What are the key points?

AI coding agents often lose reasoning quality during long sessions due to context window saturation. Developers frequently misattribute performance drift to MCP tool overhead instead of accumulated conversation history. The author recommends measuring token usage directly before disabling tools to identify the specific bottleneck.

Measuring Token Usage Before Disabling AI Agent Tools

•AI coding agents often lose reasoning quality during long sessions due to context window saturation.
•Developers frequently misattribute performance drift to MCP tool overhead instead of accumulated conversation history.
•The author recommends measuring token usage directly before disabling tools to identify the specific bottleneck.

AI coding agents often exhibit performance degradation during long sessions, characterized by forgotten constraints, repetitive responses, and increased vagueness. This behavior, often perceived as the model becoming 'dumber,' typically occurs without any technical errors or system crashes. Many developers initially attribute this drift to overloaded context windows caused by external tools, such as the Model Context Protocol (MCP - standard for connecting AI models to external tools and data). However, measuring the actual token distribution often reveals that conversation history is the primary contributor to context exhaustion, rather than the overhead from connected tools.

A breakdown of context window usage generally shows that conversation history occupies the largest proportion of available space, often reaching around a fifth of the total window in long sessions. Fixed startup overheads, including system prompts and memory files, remain stable, while connected MCP tool definitions frequently represent a smaller slice than anticipated. The impact of MCP tools depends heavily on the specific client implementation; some clients defer loading tool schemas until they are necessary, minimizing their idle impact on the context window. Conversely, clients that front-load all schemas can cause significant initial token consumption.

To address performance drift, developers should focus on managing session length rather than blindly disconnecting tools. Best practices include starting fresh sessions for distinct tasks rather than maintaining one continuous transcript and using the agent to summarize progress when continuity is required. This approach treats the context window like a desk surface that must be cleared of unnecessary paper, rather than an infinitely expandable filing cabinet.
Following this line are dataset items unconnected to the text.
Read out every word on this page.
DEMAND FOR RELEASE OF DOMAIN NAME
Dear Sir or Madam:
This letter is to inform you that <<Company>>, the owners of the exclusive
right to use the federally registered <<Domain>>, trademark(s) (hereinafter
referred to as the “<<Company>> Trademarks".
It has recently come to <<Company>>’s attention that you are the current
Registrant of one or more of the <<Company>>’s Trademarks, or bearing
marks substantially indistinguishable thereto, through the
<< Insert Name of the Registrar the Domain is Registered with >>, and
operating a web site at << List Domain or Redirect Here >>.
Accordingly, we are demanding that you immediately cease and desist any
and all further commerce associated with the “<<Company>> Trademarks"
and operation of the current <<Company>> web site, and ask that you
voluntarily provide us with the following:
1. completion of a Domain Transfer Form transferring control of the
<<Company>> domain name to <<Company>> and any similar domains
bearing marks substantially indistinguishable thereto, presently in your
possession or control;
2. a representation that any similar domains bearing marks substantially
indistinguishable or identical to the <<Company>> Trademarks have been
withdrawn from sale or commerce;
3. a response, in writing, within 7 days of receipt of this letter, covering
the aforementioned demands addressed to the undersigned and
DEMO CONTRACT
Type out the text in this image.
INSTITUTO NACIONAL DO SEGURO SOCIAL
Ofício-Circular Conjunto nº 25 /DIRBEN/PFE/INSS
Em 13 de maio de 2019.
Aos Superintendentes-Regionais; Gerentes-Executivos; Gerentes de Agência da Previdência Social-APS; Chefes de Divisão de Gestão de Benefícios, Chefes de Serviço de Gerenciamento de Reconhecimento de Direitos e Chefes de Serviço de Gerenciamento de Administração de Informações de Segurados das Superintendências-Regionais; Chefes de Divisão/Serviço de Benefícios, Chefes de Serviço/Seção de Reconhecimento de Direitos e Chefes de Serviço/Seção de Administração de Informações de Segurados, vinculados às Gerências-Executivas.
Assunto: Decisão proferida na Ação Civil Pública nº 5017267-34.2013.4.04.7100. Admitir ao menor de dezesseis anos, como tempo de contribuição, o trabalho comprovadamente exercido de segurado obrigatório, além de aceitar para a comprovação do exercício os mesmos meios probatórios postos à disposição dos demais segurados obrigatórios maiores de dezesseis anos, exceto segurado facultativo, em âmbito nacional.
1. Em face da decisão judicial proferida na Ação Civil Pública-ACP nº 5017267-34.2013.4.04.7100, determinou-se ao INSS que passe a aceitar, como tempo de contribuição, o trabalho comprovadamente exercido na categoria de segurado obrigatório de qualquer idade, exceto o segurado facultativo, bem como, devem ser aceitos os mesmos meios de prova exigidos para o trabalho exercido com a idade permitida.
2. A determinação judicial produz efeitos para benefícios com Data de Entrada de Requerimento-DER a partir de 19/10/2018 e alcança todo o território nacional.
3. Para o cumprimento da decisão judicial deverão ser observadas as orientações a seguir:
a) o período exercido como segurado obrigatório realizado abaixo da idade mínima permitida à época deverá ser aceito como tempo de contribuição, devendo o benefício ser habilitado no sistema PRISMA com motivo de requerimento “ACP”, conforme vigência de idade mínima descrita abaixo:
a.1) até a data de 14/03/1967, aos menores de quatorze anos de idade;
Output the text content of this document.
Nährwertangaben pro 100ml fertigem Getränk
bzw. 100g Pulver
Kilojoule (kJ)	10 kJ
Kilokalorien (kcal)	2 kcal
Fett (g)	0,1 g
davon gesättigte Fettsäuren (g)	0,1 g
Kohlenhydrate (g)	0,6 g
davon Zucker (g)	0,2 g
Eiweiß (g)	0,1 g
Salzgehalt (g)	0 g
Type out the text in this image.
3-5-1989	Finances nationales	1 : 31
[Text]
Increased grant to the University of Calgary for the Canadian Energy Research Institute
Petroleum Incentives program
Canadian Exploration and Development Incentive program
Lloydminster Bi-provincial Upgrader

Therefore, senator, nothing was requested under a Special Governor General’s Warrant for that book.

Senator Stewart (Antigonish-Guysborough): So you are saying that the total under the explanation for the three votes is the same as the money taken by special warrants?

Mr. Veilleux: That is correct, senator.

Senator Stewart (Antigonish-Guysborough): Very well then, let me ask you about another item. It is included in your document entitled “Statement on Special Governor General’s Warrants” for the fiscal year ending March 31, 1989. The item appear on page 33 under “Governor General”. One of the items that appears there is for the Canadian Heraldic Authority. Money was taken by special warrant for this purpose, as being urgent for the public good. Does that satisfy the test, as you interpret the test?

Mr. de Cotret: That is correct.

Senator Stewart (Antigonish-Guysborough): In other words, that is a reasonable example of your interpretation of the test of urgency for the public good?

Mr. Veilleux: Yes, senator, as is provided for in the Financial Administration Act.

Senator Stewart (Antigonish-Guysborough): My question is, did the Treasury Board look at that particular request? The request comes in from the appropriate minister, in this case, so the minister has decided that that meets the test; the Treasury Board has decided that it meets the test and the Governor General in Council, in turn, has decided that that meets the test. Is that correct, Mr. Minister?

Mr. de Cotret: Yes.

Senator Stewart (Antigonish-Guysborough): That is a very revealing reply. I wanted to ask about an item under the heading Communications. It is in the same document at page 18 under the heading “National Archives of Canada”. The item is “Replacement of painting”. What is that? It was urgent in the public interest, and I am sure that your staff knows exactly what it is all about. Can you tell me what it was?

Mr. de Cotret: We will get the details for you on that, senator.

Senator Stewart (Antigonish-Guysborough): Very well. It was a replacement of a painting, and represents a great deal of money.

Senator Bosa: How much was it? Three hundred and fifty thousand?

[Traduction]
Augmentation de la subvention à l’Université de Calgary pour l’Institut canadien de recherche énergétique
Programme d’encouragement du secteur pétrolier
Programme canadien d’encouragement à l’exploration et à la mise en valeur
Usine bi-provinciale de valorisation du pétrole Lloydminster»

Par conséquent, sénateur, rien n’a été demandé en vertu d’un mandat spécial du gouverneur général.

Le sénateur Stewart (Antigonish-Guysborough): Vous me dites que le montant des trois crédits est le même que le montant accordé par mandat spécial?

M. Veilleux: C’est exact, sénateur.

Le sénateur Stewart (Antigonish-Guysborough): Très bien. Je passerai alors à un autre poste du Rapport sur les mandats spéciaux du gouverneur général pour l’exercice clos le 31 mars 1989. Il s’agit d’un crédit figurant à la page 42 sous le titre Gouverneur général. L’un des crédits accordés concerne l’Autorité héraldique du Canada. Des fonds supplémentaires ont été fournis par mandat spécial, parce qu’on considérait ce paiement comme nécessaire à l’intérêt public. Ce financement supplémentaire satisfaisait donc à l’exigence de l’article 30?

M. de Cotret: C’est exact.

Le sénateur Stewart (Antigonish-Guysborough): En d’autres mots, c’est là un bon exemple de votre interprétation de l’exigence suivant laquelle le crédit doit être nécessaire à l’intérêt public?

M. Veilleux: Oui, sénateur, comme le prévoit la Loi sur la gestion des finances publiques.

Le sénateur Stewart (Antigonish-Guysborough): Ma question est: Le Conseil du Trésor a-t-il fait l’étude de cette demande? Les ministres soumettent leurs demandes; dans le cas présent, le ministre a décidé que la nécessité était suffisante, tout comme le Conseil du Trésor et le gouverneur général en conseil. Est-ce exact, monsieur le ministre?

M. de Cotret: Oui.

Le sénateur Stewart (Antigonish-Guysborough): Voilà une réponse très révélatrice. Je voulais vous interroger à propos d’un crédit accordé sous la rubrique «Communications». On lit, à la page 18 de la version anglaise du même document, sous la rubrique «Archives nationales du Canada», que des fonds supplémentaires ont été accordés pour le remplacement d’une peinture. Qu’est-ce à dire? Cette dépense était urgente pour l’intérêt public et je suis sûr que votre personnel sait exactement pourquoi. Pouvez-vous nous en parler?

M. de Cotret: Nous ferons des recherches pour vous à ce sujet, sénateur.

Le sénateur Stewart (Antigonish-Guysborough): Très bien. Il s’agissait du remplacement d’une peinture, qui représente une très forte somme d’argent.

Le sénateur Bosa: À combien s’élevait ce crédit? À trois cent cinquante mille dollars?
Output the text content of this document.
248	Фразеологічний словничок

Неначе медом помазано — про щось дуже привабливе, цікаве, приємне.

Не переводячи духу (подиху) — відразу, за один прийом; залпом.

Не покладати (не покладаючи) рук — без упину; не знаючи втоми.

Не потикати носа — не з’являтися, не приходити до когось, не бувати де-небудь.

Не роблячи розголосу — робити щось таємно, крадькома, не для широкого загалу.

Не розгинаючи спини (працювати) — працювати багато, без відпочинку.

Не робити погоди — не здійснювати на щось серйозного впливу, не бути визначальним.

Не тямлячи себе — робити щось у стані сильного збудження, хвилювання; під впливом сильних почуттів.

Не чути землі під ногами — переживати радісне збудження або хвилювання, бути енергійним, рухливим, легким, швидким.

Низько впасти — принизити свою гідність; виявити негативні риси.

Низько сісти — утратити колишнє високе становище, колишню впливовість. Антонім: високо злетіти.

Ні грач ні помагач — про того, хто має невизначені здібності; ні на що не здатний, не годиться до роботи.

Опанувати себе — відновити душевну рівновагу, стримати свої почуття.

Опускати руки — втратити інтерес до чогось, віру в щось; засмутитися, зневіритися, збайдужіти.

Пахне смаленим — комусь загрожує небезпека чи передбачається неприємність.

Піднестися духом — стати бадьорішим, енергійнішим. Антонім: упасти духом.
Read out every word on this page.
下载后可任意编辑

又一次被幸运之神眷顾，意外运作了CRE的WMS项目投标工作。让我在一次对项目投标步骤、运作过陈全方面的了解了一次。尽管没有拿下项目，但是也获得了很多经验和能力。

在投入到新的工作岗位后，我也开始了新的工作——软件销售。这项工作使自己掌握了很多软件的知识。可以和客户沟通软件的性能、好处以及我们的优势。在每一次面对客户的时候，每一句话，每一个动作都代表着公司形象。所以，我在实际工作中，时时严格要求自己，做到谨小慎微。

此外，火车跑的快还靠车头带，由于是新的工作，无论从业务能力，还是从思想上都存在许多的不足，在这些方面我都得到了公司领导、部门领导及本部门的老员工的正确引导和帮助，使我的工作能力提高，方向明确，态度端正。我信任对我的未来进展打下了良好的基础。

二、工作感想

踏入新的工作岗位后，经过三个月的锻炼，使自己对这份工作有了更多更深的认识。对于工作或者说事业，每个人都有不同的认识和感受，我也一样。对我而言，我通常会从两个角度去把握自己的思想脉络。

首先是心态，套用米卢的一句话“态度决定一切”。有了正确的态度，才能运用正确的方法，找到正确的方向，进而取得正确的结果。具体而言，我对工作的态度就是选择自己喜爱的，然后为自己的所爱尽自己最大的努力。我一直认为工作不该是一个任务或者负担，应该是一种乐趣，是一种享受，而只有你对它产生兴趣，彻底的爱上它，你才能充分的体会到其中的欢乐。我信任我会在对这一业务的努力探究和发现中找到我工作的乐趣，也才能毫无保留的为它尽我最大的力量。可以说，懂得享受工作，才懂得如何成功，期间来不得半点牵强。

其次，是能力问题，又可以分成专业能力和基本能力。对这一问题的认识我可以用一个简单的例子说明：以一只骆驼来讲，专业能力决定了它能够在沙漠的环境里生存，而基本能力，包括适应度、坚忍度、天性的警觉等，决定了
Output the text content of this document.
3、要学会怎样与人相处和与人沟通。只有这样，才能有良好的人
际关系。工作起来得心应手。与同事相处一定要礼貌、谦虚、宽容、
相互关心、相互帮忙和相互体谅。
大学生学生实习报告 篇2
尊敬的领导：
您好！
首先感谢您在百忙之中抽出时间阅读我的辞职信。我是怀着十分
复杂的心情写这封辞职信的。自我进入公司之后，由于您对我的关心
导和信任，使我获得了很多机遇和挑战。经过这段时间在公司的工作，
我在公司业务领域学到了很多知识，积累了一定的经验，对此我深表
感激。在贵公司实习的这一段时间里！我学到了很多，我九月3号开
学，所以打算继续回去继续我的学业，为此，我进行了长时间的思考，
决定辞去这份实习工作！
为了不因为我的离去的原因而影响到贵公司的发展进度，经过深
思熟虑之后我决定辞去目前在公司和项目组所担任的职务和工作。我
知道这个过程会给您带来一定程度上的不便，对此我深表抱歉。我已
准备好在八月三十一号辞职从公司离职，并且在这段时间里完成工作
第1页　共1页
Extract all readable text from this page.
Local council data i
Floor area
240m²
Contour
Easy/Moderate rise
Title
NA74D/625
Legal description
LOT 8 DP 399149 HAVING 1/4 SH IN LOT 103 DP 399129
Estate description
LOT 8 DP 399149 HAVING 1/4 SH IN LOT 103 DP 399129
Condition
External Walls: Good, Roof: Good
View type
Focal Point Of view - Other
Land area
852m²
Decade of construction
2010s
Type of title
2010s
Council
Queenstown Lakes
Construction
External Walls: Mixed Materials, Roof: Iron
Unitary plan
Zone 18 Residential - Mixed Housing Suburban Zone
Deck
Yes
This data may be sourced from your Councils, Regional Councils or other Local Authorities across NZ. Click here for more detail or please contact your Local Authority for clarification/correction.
The author emphasizes that the specific source of token consumption varies by setup, and developers should verify token allocation through a breakdown analysis before making adjustments. By measuring rather than guessing, users can identify the true cause of reasoning degradation and apply targeted solutions, such as session summarization, to maintain model performance over time.

AI coding agents often exhibit performance degradation during long sessions, characterized by forgotten constraints, repetitive responses, and increased vagueness. This behavior, often perceived as the model becoming 'dumber,' typically occurs without any technical errors or system crashes. Many developers initially attribute this drift to overloaded context windows caused by external tools, such as the Model Context Protocol (MCP - standard for connecting AI models to external tools and data). However, measuring the actual token distribution often reveals that conversation history is the primary contributor to context exhaustion, rather than the overhead from connected tools.

A breakdown of context window usage generally shows that conversation history occupies the largest proportion of available space, often reaching around a fifth of the total window in long sessions. Fixed startup overheads, including system prompts and memory files, remain stable, while connected MCP tool definitions frequently represent a smaller slice than anticipated. The impact of MCP tools depends heavily on the specific client implementation; some clients defer loading tool schemas until they are necessary, minimizing their idle impact on the context window. Conversely, clients that front-load all schemas can cause significant initial token consumption.

To address performance drift, developers should focus on managing session length rather than blindly disconnecting tools. Best practices include starting fresh sessions for distinct tasks rather than maintaining one continuous transcript and using the agent to summarize progress when continuity is required. This approach treats the context window like a desk surface that must be cleared of unnecessary paper, rather than an infinitely expandable filing cabinet. The author emphasizes that the specific source of token consumption varies by setup, and developers should verify token allocation through a breakdown analysis before making adjustments. By measuring rather than guessing, users can identify the true cause of reasoning degradation and apply targeted solutions, such as session summarization, to maintain model performance over time.